脱缰 脱缰 第81章
作者:梅子瞎了
话音未落,林闫直接凑近吻住了祁镇的唇瓣,没有半分犹疑得伸出舌头,撬开了祁镇的唇,触|到了祁镇的|舌。
软软的,温温热热的,却不是个好惹的。
才刚碰上,就被反客为主得擒住。
林闫抽身不能,被|吮|着缠吻了好一会儿,又被逼退到自己的领地里。对方强势,他也不甘示弱。
林闫难得如此主动,搂着祁镇的脖子还不算,还不停地把自己往祁镇的怀里送。
祁镇抱着他又想摸,摸了又想搂紧,一时间被这个开了窍的小妖精勾得魂不附体,不停地将他往自己的怀里压,手臂收紧再收紧,压疼了伤口也不想撒手。
接吻带来了可怕的精|神高|潮,促使两个人吻得难舍难分,喘息一声比一声粗。即便缺氧,也不想分开,只容微微退却一分,唇都还沾着地喘一口,再死死吻在一起。
他们从门口,吻到墙边。
转移阵地的时候,好像撞翻了什么。
谁也顾不上去看,去追究。
徐福全早带着下人退下了。
两个人吻了许久,分开的时候,林闫就像是一条搁浅了的鱼,丝毫不见初时的勇猛,软软得靠在祁镇的胸口,攀着他。被吻得涣散的意识渐渐回笼。

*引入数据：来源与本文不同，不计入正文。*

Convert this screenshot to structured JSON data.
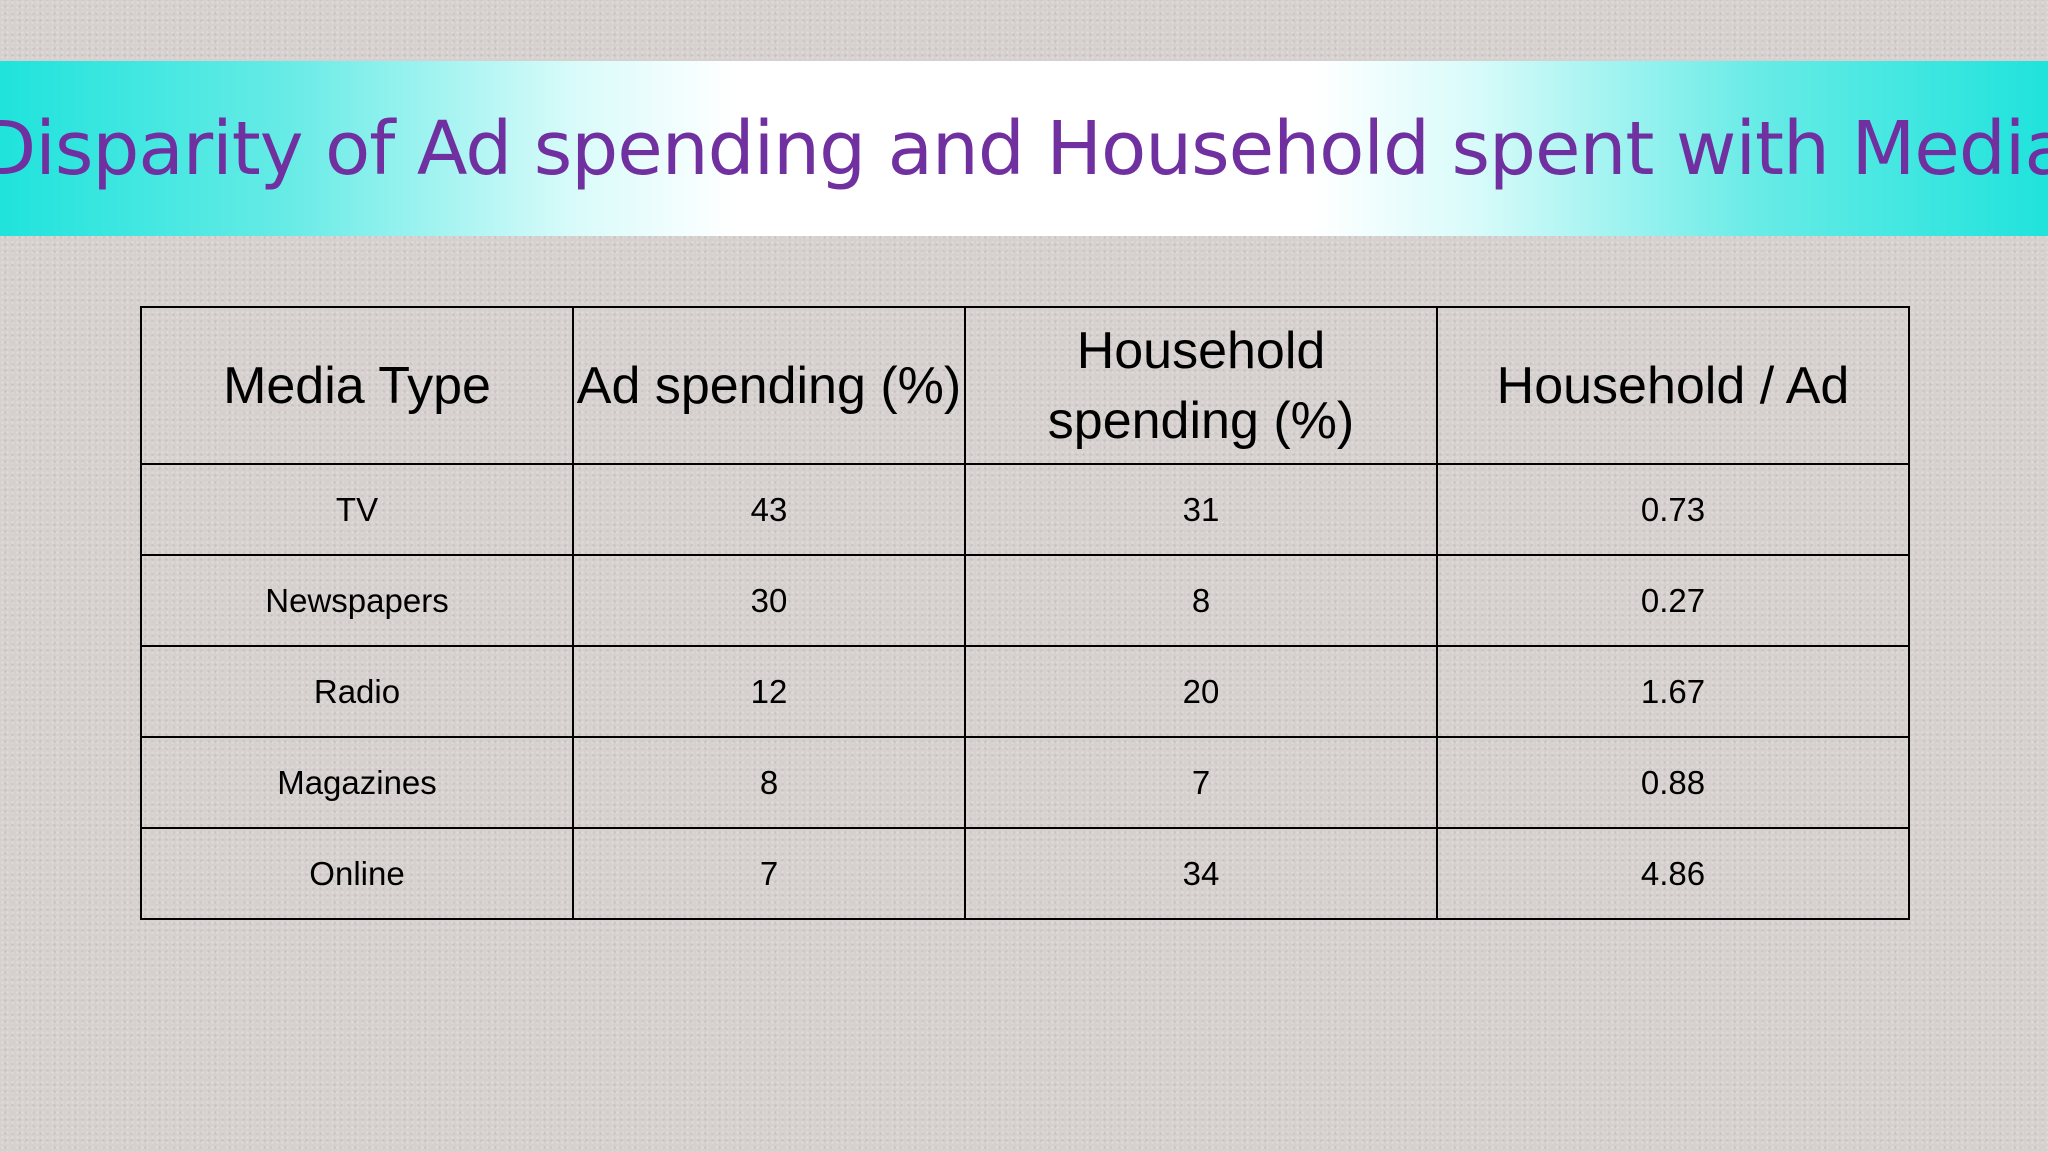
{
  "slide": {
    "title": "Disparity of Ad spending and Household spent with Media"
  },
  "table": {
    "headers": [
      "Media Type",
      "Ad spending (%)",
      "Household spending (%)",
      "Household / Ad"
    ],
    "rows": [
      [
        "TV",
        "43",
        "31",
        "0.73"
      ],
      [
        "Newspapers",
        "30",
        "8",
        "0.27"
      ],
      [
        "Radio",
        "12",
        "20",
        "1.67"
      ],
      [
        "Magazines",
        "8",
        "7",
        "0.88"
      ],
      [
        "Online",
        "7",
        "34",
        "4.86"
      ]
    ]
  },
  "colors": {
    "title": "#7030a0",
    "banner_edge": "#1fe3dc",
    "banner_center": "#ffffff",
    "background": "#d6d1cf"
  }
}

他晕乎乎得看着祁镇俊逸非凡的脸,看着被他啃咬的艳红的唇,靠近自己。祁镇在林闫的额头上亲了一下,又靠近在他眼睛上亲一下,最后又在唇上贴着啄了两下。
呼吸都还是粗重的,亲吻却温柔又珍重。
好舒服。
这样碰一碰也好舒服。
舒服得眼睛都不想睁开。
这儿要是有张床就好了,他和祁镇躺上去,抱着睡一块。
“笃笃笃”
徐福全压低了声音,在门外唤,“爷。”
祁镇嗓子都是哑的,裹着浓浓的,情|欲的味道,侧脸看向门外,“何事?”
林闫看着他一滚一滚的喉结,被勾到,凑上去舔了一口就跑。
腰上的手猛地收紧。
祁镇低头,用眼神警告他。
林闫仰头又要凑去吻他,外头的徐福全道:“爷,老奴有件极为重要的事要禀告。”
祁镇伸手摁住了林闫凑上来的唇,“我出去一下,你在这儿待着,别叫人看到你现在这个模样。”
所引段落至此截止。